NEW ORLEANS — Shortly after selling his team’s only pick in Thursday’s NBA draft, New Orleans Hornets General Manager Dell Demps said, “I just want Hornets fans to know there will be other avenues for us to improve the team, which we will continue to do our due diligence on.”
Demps has a lot of due diligence left to do after sending New Orleans’ second-round pick to New York on Thursday and having traded its No. 1 to Portland in October. The Hornets have just five players locked in for next season — guards Chris Paul and Jarrett Jack, forwards Trevor Ariza and Quincy Pondexter, and center Emeka Okafor.
Forward David West can opt out of the final year of his contract and become an unrestricted free agent by Thursday, and center Aaron Gray can do the same in August.
The Hornets can secure a right of first refusal on guard Marco Belinelli and forward/center Jason Smith by making qualifying offers to them. Demps said he expects to decide on what to do with those players in “the next few days.”
They have an option they can pick up on center David Andersen. Forward Carl Landry, guard Willie Green, and center D.J. Mbenga are unrestricted free agents.
“We have a lot more roster spots available this year,” Demps said. “Our real goal right now is keeping our core together and finding the pieces that fit in with the core.”
Demps said the Hornets hope to retain West, who is rehabilitating from April knee surgery, even if he chooses to become a free agent.
“We said it from Day 1 that we want David West to retire a Hornet,” Demps said. “He has been great to us on and off the court, and we’re hoping his recovery continues on pace as it is right now. He’s right on schedule to come back next year and play.”
Demps said he hasn’t gotten any indication of West’s plan. West, the Hornets’ leading scorer, is scheduled to make $7.5 million next season, which is a relatively small salary for an eight-year veteran and two-time All-Star, but he could face a lukewarm market because of the injury.
“I think David is a smart guy,” Demps said. “I think he’s going to look at his options. I think he’s going to go through his rehab. I don’t blame him (for taking his time) at all. If I was in his position, I think I would do the same thing. He wants to make sure that he makes a sound decision. At this stage in his career this is very important for him.”
Landry, who was acquired from Sacramento in a mid-season trade, backs up West and would be West’s replacement if West were to leave and Landry were to re-sign. Demps said there’s room for both players on the roster and the payroll, and he wants them both back.
The Hornets are owned by the NBA as the league tries to find an owner who would keep the franchise in New Orleans. Demps said the ownership situation won’t tie his hands once free agency begins.

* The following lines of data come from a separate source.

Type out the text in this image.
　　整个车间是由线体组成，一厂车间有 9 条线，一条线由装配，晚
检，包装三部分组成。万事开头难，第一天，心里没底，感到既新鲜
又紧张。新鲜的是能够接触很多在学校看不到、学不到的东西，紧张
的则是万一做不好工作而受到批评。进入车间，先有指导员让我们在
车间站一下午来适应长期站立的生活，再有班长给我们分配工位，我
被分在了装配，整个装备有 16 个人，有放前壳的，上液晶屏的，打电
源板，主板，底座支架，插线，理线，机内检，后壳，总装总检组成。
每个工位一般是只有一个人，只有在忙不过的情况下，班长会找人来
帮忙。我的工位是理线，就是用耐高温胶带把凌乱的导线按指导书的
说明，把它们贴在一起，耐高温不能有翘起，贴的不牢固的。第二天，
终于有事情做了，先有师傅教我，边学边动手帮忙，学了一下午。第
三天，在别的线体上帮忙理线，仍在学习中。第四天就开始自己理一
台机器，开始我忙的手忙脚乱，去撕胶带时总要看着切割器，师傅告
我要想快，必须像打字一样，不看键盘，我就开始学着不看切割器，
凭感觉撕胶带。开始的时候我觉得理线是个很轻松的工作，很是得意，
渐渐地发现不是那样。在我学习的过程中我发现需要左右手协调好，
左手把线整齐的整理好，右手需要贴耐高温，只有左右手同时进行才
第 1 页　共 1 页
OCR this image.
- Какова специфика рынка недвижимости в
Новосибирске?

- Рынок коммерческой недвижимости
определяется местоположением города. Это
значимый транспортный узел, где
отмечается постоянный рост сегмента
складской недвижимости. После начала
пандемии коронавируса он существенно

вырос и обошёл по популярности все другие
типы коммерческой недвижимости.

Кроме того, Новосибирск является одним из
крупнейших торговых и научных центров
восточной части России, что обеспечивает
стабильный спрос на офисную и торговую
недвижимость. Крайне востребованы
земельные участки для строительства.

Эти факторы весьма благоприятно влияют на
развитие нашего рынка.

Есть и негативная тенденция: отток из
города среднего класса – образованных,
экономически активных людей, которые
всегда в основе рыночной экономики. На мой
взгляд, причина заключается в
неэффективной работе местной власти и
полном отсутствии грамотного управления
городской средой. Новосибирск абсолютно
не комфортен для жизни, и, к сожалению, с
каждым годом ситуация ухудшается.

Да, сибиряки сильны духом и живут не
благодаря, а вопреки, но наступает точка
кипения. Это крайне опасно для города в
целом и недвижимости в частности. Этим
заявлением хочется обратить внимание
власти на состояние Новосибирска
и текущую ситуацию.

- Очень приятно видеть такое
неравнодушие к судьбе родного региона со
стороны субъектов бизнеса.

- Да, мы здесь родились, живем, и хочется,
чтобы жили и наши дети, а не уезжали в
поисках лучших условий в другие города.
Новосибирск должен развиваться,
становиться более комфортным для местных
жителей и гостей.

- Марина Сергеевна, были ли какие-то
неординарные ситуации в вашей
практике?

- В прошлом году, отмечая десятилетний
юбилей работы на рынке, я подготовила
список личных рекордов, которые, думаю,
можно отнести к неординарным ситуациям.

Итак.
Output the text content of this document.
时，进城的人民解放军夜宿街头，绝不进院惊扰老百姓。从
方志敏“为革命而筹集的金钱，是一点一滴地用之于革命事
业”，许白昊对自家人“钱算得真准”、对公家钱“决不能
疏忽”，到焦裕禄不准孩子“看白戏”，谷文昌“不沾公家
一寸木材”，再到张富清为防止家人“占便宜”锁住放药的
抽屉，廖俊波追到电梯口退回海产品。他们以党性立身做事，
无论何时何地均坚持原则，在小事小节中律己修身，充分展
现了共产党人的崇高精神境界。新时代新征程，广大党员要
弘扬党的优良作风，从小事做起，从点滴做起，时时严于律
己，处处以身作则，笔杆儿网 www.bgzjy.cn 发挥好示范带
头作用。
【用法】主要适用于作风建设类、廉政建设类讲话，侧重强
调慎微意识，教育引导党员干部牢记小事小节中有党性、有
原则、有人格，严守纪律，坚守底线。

“Our budget is in the mean with most teams in the NBA,” Demps said. “If you look at us last year, our payroll was about $68 million. That was right in the middle of most teams in the NBA. I think what we will do is we’ll probably still operate around that amount.”
Free agency won’t begin until a new collective bargaining agreement is signed. The old one expires Thursday and it’s expected that a lockout will begin then. The Hornets are looking to improve a team that finished 46-36 and made the playoffs as the seventh seed, losing to the Lakers in six games.
“We’re in a situation where we’re not trying to rebuild, we’re trying to reload,” Demps said. “We’re trying to grow off of what we did last year and we want to take the next step. I don’t see us in a developmental stage right now. Our priority is to win now.”
Normally at this time of year, the Hornets would be fielding a team of young players to compete in the Las Vegas Summer League, but that schedule has been canceled because of the uncertain labor situation.
Once Demps is done filling out a roster for next season, he’ll have to find a long-term resolution of Paul’s situation. Paul, a four-time All-Star and the core of the Hornets’ core, can opt out of his contract and become an unrestricted free agent next summer.
“I know there are going to be difficult decisions to make at some point, and we’re prepared to make them,” Demps said. “I think we’re going to always keep in mind what’s the best thing for the New Orleans Hornets. I think if we keep that mind-set, and we do the right things, I think everything will work out.”